Ireland’s cost of borrowing hits new high
Investors continue to demand higher risk premium on money they lend to Ireland, Greece, and Spain due to the perceived risk they could default on their debts.
As a result, the cost of 10-year Irish bonds hit new historic highs, peaking at 3.89% above 10-year German bond rates. The 10-year yield was 6.03% by late afternoon.
Taoiseach Brian Cowen moved to play down concern the gap between how much Ireland and Germany pay for their borrowing.
“There has been turbulence generally in international bond markets for some time and you have seen ebbs and flows.
“Ireland is regarded as having a government that is implementing the plans that it has agreed. It does indicate that there has been a more fragile international environment that we have been operating against in recent months,” he said.
An article in yesterday’s Wall Street Journal, casting doubt on last month’s European bank stress tests, spooked investors, forcing up the cost of borrowing for Ireland, Greece and Spain.
Responding to the surge in negative investor sentiment, Mr Cowen said there has been uncertainty in bond markets for some time. He stressed Ireland’s efforts to deal with its fiscal deficit and the banking crisis had been well received internationally.

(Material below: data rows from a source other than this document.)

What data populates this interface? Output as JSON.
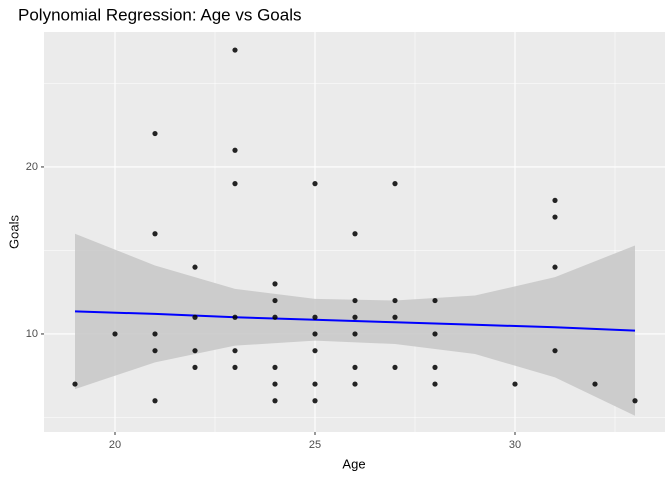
{
  "chart_data": {
    "type": "scatter",
    "title": "Polynomial Regression: Age vs Goals",
    "x_label": "Age",
    "y_label": "Goals",
    "x": [
      19,
      20,
      21,
      21,
      21,
      21,
      21,
      22,
      22,
      22,
      22,
      23,
      23,
      23,
      23,
      23,
      23,
      24,
      24,
      24,
      24,
      24,
      24,
      25,
      25,
      25,
      25,
      25,
      25,
      26,
      26,
      26,
      26,
      26,
      26,
      27,
      27,
      27,
      27,
      28,
      28,
      28,
      28,
      30,
      31,
      31,
      31,
      31,
      32,
      33
    ],
    "y": [
      7,
      10,
      22,
      16,
      10,
      9,
      6,
      14,
      11,
      9,
      8,
      27,
      21,
      19,
      11,
      9,
      8,
      13,
      12,
      11,
      8,
      7,
      6,
      19,
      11,
      10,
      9,
      7,
      6,
      16,
      12,
      11,
      10,
      8,
      7,
      19,
      12,
      11,
      8,
      12,
      10,
      8,
      7,
      7,
      18,
      17,
      14,
      9,
      7,
      6
    ],
    "color": "#000000",
    "fit": {
      "type": "line",
      "color": "#0000ff",
      "band_color": "#c9c9c9",
      "x": [
        19,
        21,
        23,
        25,
        27,
        29,
        31,
        33
      ],
      "y": [
        11.35,
        11.2,
        11.0,
        10.85,
        10.7,
        10.55,
        10.4,
        10.2
      ],
      "ymin": [
        6.7,
        8.3,
        9.3,
        9.6,
        9.4,
        8.8,
        7.4,
        5.1
      ],
      "ymax": [
        16.0,
        14.1,
        12.7,
        12.1,
        12.0,
        12.3,
        13.4,
        15.3
      ]
    },
    "xlim": [
      18.225,
      33.75
    ],
    "ylim": [
      4.13,
      28.08
    ],
    "xticks": [
      20,
      25,
      30
    ],
    "yticks": [
      10,
      20
    ],
    "xminor": [
      17.5,
      22.5,
      27.5,
      32.5
    ],
    "yminor": [
      5,
      15,
      25
    ],
    "grid": true
  }
}
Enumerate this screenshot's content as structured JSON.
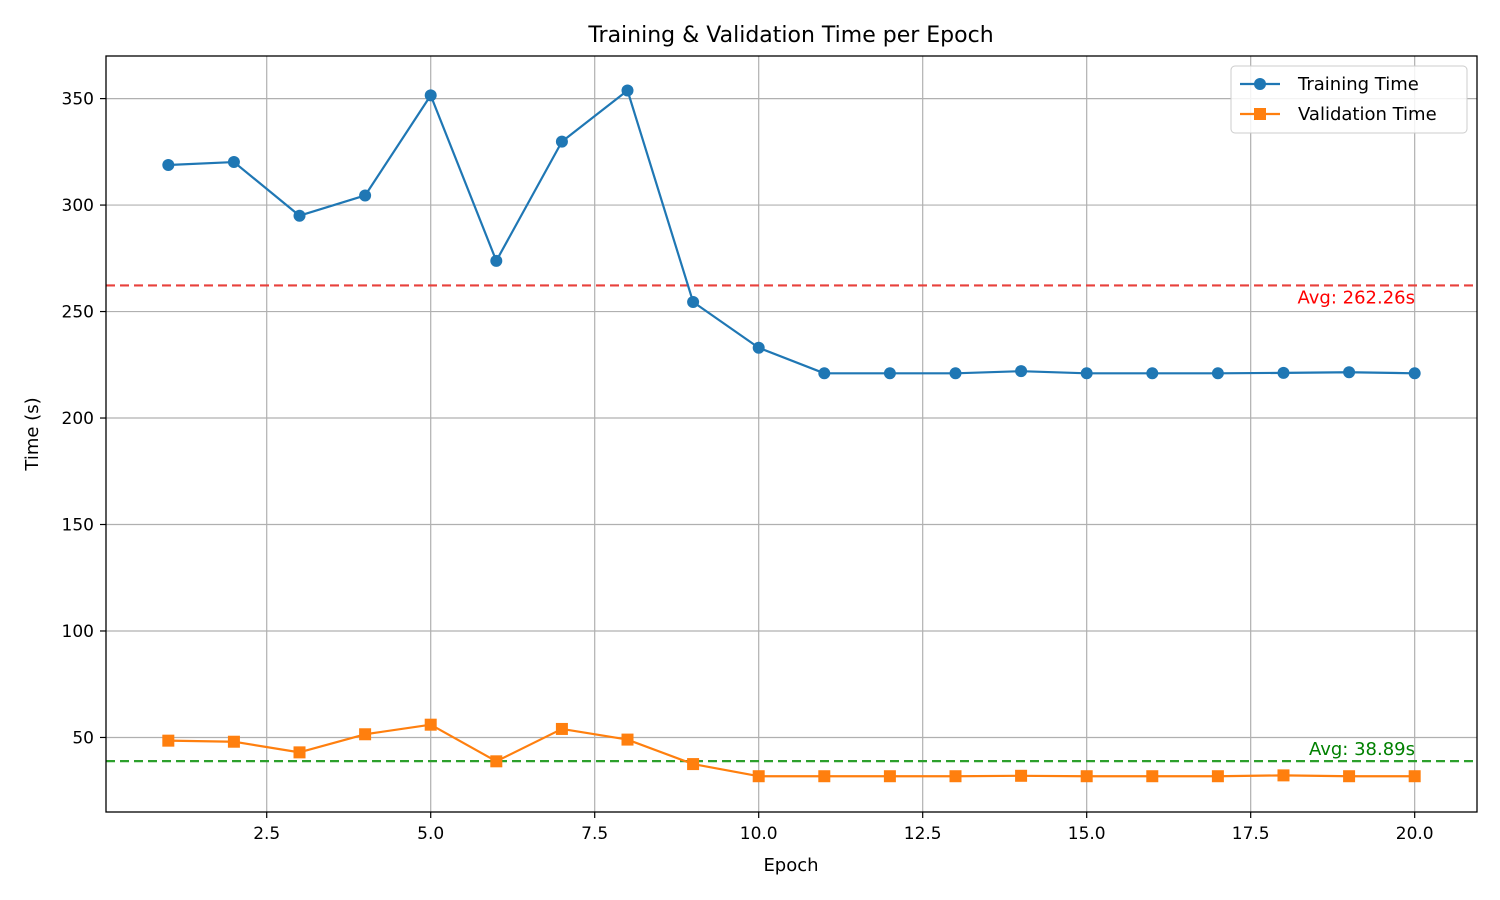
{
  "chart_data": {
    "type": "line",
    "title": "Training & Validation Time per Epoch",
    "xlabel": "Epoch",
    "ylabel": "Time (s)",
    "xlim": [
      0.05,
      20.95
    ],
    "ylim": [
      15,
      370
    ],
    "xticks": [
      2.5,
      5.0,
      7.5,
      10.0,
      12.5,
      15.0,
      17.5,
      20.0
    ],
    "xtick_labels": [
      "2.5",
      "5.0",
      "7.5",
      "10.0",
      "12.5",
      "15.0",
      "17.5",
      "20.0"
    ],
    "yticks": [
      50,
      100,
      150,
      200,
      250,
      300,
      350
    ],
    "ytick_labels": [
      "50",
      "100",
      "150",
      "200",
      "250",
      "300",
      "350"
    ],
    "grid": true,
    "legend_position": "top-right",
    "x": [
      1,
      2,
      3,
      4,
      5,
      6,
      7,
      8,
      9,
      10,
      11,
      12,
      13,
      14,
      15,
      16,
      17,
      18,
      19,
      20
    ],
    "series": [
      {
        "name": "Training Time",
        "color": "#1f77b4",
        "marker": "circle",
        "values": [
          318.8,
          320.2,
          295.0,
          304.5,
          351.5,
          273.8,
          329.8,
          353.8,
          254.5,
          233.0,
          221.0,
          221.0,
          221.0,
          222.0,
          221.0,
          221.0,
          221.0,
          221.2,
          221.5,
          221.0
        ]
      },
      {
        "name": "Validation Time",
        "color": "#ff7f0e",
        "marker": "square",
        "values": [
          48.5,
          48.0,
          43.0,
          51.5,
          56.0,
          38.8,
          54.0,
          49.0,
          37.5,
          31.8,
          31.8,
          31.8,
          31.8,
          32.0,
          31.8,
          31.8,
          31.8,
          32.2,
          31.8,
          31.8
        ]
      }
    ],
    "reference_lines": [
      {
        "value": 262.26,
        "color": "#e8413c",
        "label": "Avg: 262.26s",
        "label_color": "#ff0000"
      },
      {
        "value": 38.89,
        "color": "#2ca02c",
        "label": "Avg: 38.89s",
        "label_color": "#008000"
      }
    ]
  }
}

Davy Research in a note yesterday said Ireland was well positioned to meet its current funding needs and said renewed concerns about Ireland’s sovereign debt and the €26bn of bank term funding maturing this September “have led Irish banks to under perform and government spreads to widen”.

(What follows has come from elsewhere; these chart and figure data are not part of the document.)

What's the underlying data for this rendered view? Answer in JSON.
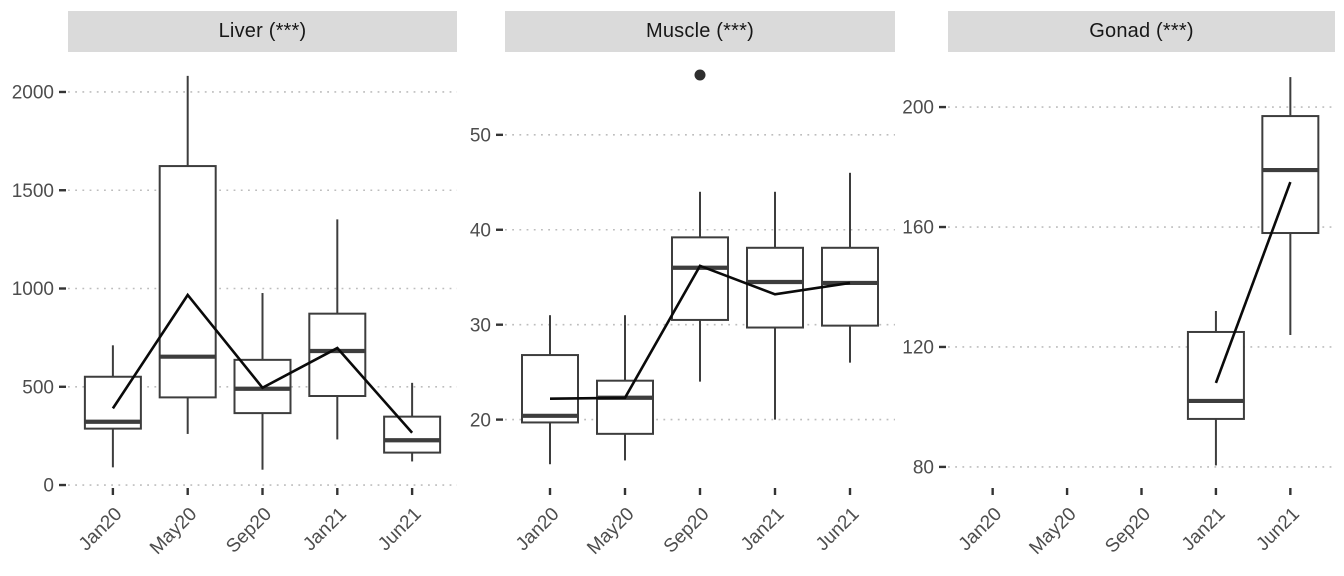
{
  "figure": {
    "background": "#ffffff",
    "grid_style": "horizontal-dotted",
    "legend": "none",
    "strip_background": "#dadada",
    "box_color": "#3d3d3d",
    "mean_line_color": "#0a0a0a",
    "tick_label_color": "#4d4d4d",
    "grid_color": "#bdbdbd"
  },
  "chart_data": [
    {
      "type": "boxplot",
      "title": "Liver (***)",
      "xlabel": "",
      "ylabel": "",
      "categories": [
        "Jan20",
        "May20",
        "Sep20",
        "Jan21",
        "Jun21"
      ],
      "yticks": [
        0,
        500,
        1000,
        1500,
        2000
      ],
      "ylim": [
        -10,
        2178
      ],
      "boxes": [
        {
          "category": "Jan20",
          "low": 90,
          "q1": 287,
          "median": 322,
          "q3": 551,
          "high": 711
        },
        {
          "category": "May20",
          "low": 260,
          "q1": 446,
          "median": 653,
          "q3": 1623,
          "high": 2082
        },
        {
          "category": "Sep20",
          "low": 78,
          "q1": 366,
          "median": 490,
          "q3": 637,
          "high": 977
        },
        {
          "category": "Jan21",
          "low": 232,
          "q1": 453,
          "median": 682,
          "q3": 872,
          "high": 1352
        },
        {
          "category": "Jun21",
          "low": 120,
          "q1": 165,
          "median": 228,
          "q3": 348,
          "high": 520
        }
      ],
      "mean_line": [
        390,
        967,
        495,
        697,
        266
      ],
      "outliers": []
    },
    {
      "type": "boxplot",
      "title": "Muscle (***)",
      "xlabel": "",
      "ylabel": "",
      "categories": [
        "Jan20",
        "May20",
        "Sep20",
        "Jan21",
        "Jun21"
      ],
      "yticks": [
        20,
        30,
        40,
        50
      ],
      "ylim": [
        12.9,
        58.2
      ],
      "boxes": [
        {
          "category": "Jan20",
          "low": 15.3,
          "q1": 19.7,
          "median": 20.4,
          "q3": 26.8,
          "high": 31
        },
        {
          "category": "May20",
          "low": 15.7,
          "q1": 18.5,
          "median": 22.3,
          "q3": 24.1,
          "high": 31
        },
        {
          "category": "Sep20",
          "low": 24,
          "q1": 30.5,
          "median": 36,
          "q3": 39.2,
          "high": 44
        },
        {
          "category": "Jan21",
          "low": 20,
          "q1": 29.7,
          "median": 34.5,
          "q3": 38.1,
          "high": 44
        },
        {
          "category": "Jun21",
          "low": 26,
          "q1": 29.9,
          "median": 34.4,
          "q3": 38.1,
          "high": 46
        }
      ],
      "mean_line": [
        22.2,
        22.3,
        36.2,
        33.2,
        34.4
      ],
      "outliers": [
        {
          "category": "Sep20",
          "value": 56.3
        }
      ]
    },
    {
      "type": "boxplot",
      "title": "Gonad (***)",
      "xlabel": "",
      "ylabel": "",
      "categories": [
        "Jan20",
        "May20",
        "Sep20",
        "Jan21",
        "Jun21"
      ],
      "yticks": [
        80,
        120,
        160,
        200
      ],
      "ylim": [
        73.3,
        216.7
      ],
      "boxes": [
        null,
        null,
        null,
        {
          "category": "Jan21",
          "low": 80.5,
          "q1": 96,
          "median": 102,
          "q3": 125,
          "high": 132
        },
        {
          "category": "Jun21",
          "low": 124,
          "q1": 158,
          "median": 179,
          "q3": 197,
          "high": 210
        }
      ],
      "mean_line": [
        null,
        null,
        null,
        108,
        175
      ],
      "outliers": []
    }
  ]
}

The size of the funding problem “is overblown” due to pre-funding carried out earlier this year and other action taken by the state, it said.
Davy unwittingly added fuel to the fire when it said any extension of the bank guarantee would impact on earnings of AIB and Bank of Ireland in 2011. For that reason it changed its rating to “neutral” for the two banks.
That shift in the rating hit the share of both banks and by late afternoon AIB was down 4.7% to 77 cents and Bank of Ireland was off 6.3% at 72 cents. Davy said they were assuming the guarantee would be extended, the cost of which “significantly weighs on our 2011 numbers” for the two banks.
US-based international consultancy group, Merrill Lynch, said that Anglo Irish Bank was not a “black hole” for the Government.
It agreed with the Government’s own assessment that the cost of rescuing Anglo is likely to peak at €25bn.
“We believe concerns about the ultimate cost of the bailout are overdone,” it said.
Others disagree. Rating agency Standard & Poor’s put the cost at €35bn last week and suggested the bank was undermining Ireland’s credit rating, which it downgraded to AA-.
Fine Gael finance spokesman Michael Noonan said that figure was about right and called for an immediate winding up of the bank to limit taxpayers’ exposure to the nationalised bank.